Uma bonitinha horta urbana comunitária não vai poder deter esses processos. Ou antes, ela representa a esperança dos habitantes do mundo de uma maneira criativa. E ela, sim pode fazer uma diferença. Por exemplo, no micro­clima, na qualidade do solo, na diversidade biológica e nas nossas cabeças.

O que falta para alguma coisa mudar para o melhor são atos de transformação sustentável que são feitas por pessoas solícitas em movimentos sociais. De um lado, as hortas urbanas podem facilitar a criar essa energia de ativação. Por outro, oferecem um espaço de prática direta e assim um campo experimental, que para muitos moradores da cidade é uma oportunidade rara.

Uma horta urbana para mim representa uma célula da vizinhança, por ser um lugar de encontro. Primeiramente de encontros sociais que assemelham a cola da vizinhança. A vontade de criar um laço encarado com as pessoas que nos circulam parece ser uma necessidade humana, que tem um efeito de cura. Faz bem rever os rostos que conhecemos no mutirão do domingo, na padaria da esquina e cumprimentar­-los com um sorriso ou até pelo nome. Através da participação na horta nos sentimos contextualizados no esqueleto social do nosso bairro e também lhe criamos ativamente, e assim fortalecemos a nossa auto-­eficácia.

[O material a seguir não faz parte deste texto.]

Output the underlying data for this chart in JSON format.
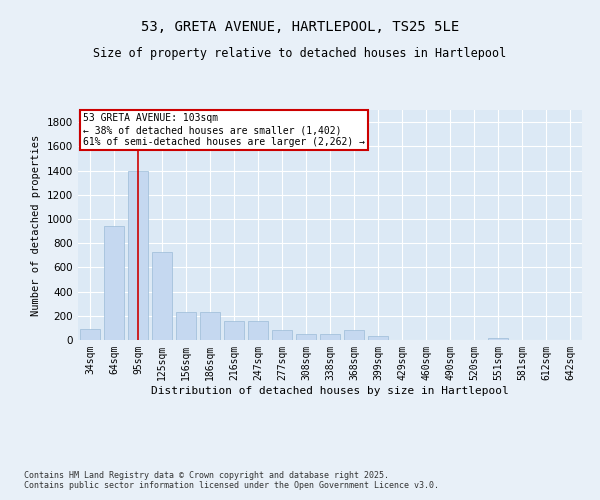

Hoje em dia, mais raro do que o encontro social é o encontro com a natureza. Estou falando do contato direto, no qual todos os nossos sensos estão apelados, nos quais nós podemos nos sujar ou até mudar a nossa percepção do mundo dentro e fora de nós. Você lembra daquele momento (se não for recentemente, tenho certeza que na sua infância vivenciou alguma experiência parecida) no qual o Sol bateu numa única folha, a borboleta apresentou as suas cores só para você, as formigas engatinharam tão rapidinhas no seu pé que você sentiu o que significa estar vivo?

Gaya — Marcela Cantuaria

Esses momentos, disse Arne Næss, fundador da deep ecology, são elementares para sermos pessoas que se preocupam com o nosso planeta e, por inferência, que cuidam dele ativamente. Ao criar espaços nos quais esses encontros naturais podem acontecer, mesmo sendo em pequena escala, em alguns metros quadrados entre prédios e calçadas, nós consequentemente formamos o acontecimento da educação ambiental. E assim é possibilitada uma futura mudança de comportamento em relação ao meio­ ambiente.

E por fim nós, por simplesmente mexermos na terra com todo nosso coração, damos tempo a um encontro consigo mesmos. Longe dos deadlines e dos conflitos diários, criamos um espaço de tranquilidade e paz que facilita entrarmos em conversa com a nossa essência. No transe do ritmo regular do ancinho, esquecemos para que existe a cidade e não perguntamos mais porque não vimos antes. Esses momentos são ouro para nossa sociedade e para todas as vizinhanças que lhe formam e curam a parte mais importante. Vivendo a vizinhança no contato direto com as partes vivas dela, sejam seres ­humanos ou plantas, ela vira sinônimo para a aprendizagem, e assim para evolução e desenvolvimento, ­ seja pessoal ou mundial.

- Jasmin Sepahzad é estudante de Horticultura e Biologia na Universidade Humboldt, em Berlin, Alemanha. Ela realizou uma pesquisa para o seu trabalho de conclusão de curso sobre a educação ambiental informal dentro de hortas urbanas comunitárias em São Paulo durante o verão 2015. Esse texto foi também inspirado por uma conversa amigável em Novembro 2015 com Marco Clausen, co­fundador da Prinzessinengärten, Berlin.